Murphy told CBC he can no longer trust Kirby, and is not sure how the two will be able to work together.
"That's the mystery question," Murphy said.
"It's a very stark, staring lesson in, dare I say it, trust in politicians. And as far as I'm concerned there's an MHA out there that I simply can't trust now," Murphy told the St. John's Morning Show.
Murphy said he wanted a renewal process that would build the party over the two years leading to the next election, scheduled for October 2015.
He said he has no desire for Michael, who has been party leader since 2006, to leave her role.
"I love her to death," Murphy said during an often emotional interview.
Murphy made it clear that the idea to push Michael out came from Kirby.
But Kirby told CBC that Murphy's account was not true. He also denied threatening to leak the letter to David Cochrane, the CBC reporter who broke the story, if caucus members didn't sign it.
"That's absolute foolishness," said Kirby.
"If Mr. Murphy contends that I said that I would leak it to the media if they didn't sign it, then he ought to produce the evidence to that effect, because that's an absolute lie."
Kirby added he doesn't believe Murphy's claim that he didn't understand what he was signing.
Emergency meeting was needed: MHA
Kirby said he was surprised Michael did not immediately call an emergency meeting with caucus when she received the letter on Sunday.
'This circular firing squad out in the media is serving no one.'- Dale Kirby
"This is a crisis situation. We ought to have met by now," he said.
Rogers, the NDP MHA for St. John's Centre, apologized Tuesday for how the issue was handled.
Kirby said the dispute, with various members of the caucus taking aim at each other, has become harmful.
"This circular firing squad out in the media is serving no one," he said.
Mitchelmore stands by letter
On Wednesday, NDP MHA Christopher Mitchelmore, who represents the Northern Peninsula district of The Straits-White Bay North, added yet more fuel to the fiery debate.

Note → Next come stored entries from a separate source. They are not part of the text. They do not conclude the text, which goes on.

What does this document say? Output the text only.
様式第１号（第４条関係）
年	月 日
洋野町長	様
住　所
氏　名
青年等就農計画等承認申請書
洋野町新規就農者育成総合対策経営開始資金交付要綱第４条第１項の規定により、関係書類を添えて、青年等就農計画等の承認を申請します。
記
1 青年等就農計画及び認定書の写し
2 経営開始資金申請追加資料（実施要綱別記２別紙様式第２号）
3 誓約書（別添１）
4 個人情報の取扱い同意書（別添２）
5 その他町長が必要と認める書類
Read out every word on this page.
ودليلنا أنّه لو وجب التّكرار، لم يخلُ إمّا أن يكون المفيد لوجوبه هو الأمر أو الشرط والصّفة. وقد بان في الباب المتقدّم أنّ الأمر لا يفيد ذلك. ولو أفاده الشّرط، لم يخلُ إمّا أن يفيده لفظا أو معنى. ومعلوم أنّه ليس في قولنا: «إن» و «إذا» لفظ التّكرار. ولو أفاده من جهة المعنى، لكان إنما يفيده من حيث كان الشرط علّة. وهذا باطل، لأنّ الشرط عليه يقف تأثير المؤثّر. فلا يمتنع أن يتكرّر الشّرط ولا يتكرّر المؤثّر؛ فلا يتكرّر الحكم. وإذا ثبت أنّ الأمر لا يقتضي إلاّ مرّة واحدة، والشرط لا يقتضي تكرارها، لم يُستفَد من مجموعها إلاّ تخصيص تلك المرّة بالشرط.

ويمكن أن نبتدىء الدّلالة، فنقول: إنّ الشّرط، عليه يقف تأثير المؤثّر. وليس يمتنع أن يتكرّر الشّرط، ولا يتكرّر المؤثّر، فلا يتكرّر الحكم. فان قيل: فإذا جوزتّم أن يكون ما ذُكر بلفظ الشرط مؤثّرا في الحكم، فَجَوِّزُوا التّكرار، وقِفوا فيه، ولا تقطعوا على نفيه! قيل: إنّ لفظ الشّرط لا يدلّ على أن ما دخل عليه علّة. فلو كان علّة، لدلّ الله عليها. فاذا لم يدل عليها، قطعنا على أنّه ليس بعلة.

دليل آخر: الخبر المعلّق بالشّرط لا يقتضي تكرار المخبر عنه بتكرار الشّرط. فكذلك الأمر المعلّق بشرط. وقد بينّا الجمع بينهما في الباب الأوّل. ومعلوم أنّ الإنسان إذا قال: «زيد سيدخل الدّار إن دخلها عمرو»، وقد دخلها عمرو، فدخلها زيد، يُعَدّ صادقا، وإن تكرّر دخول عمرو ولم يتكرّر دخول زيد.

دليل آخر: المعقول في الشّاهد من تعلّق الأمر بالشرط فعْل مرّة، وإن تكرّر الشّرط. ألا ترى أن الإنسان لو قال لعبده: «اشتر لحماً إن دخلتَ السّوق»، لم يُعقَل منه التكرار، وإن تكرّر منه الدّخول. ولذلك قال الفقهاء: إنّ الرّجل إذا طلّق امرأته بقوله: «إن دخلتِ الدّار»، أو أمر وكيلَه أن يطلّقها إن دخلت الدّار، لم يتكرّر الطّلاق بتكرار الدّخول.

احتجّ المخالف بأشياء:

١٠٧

"I stand by my signature on [the] letter requesting the executive to convene a leadership convention in 2014," Mitchelmore tweeted. "This must be discussed with caucus."
The day before, however, Mitchelmore said the point of the letter to Michael was not to push her out the door, but to bring a new focus to the party's campaign plans.
"I don't believe the intent was to look at having Lorraine Michael resign or step down, but to have dialogue," said Mitchelmore, who added a caucus meeting would help set a new path.
The letter, though, did not ask for a meeting, but instead asked for Michael to agree to a leadership convention, something Michael noted could only happen if she quit.
Rogers said she apologized to Michael for how the rest of the caucus handled the affair.
Kirby, however, maintains that a change at the top is necessary, and told CBC News that the caucus has had problems with Michael's style of leadership.
"While the party has grown to five MHAs, it has largely still functioned as if there is one," he said.
Executive member quits
Meanwhile, the fallout over the issue has expanded to the NDP's executive.
Leigh Borden has resigned her position as an at-large representative on the committee. Borden is married to Kirby.
Michael has told supporters the party will get through the fracas that appears to pit her against the rest of caucus.
She's written an open letter indicating she wants the MHAs to co-operate.
"This has been an unfortunate event, but one we are working through, and will continue to work through with your help and understanding," Michael wrote.
"Over the next few days, you will hear from caucus members. I will not speak for them, but I can assure that we have had good conversations, and that we are committed to moving forward.
"I believe the caucus is committed to continue building the party and our presence in the house of assembly. I hope that process will continue. We continue to be encouraged by public opinion polls, by rising numbers of new members and financial contributions, and the new district associations and other signs of growth around the province."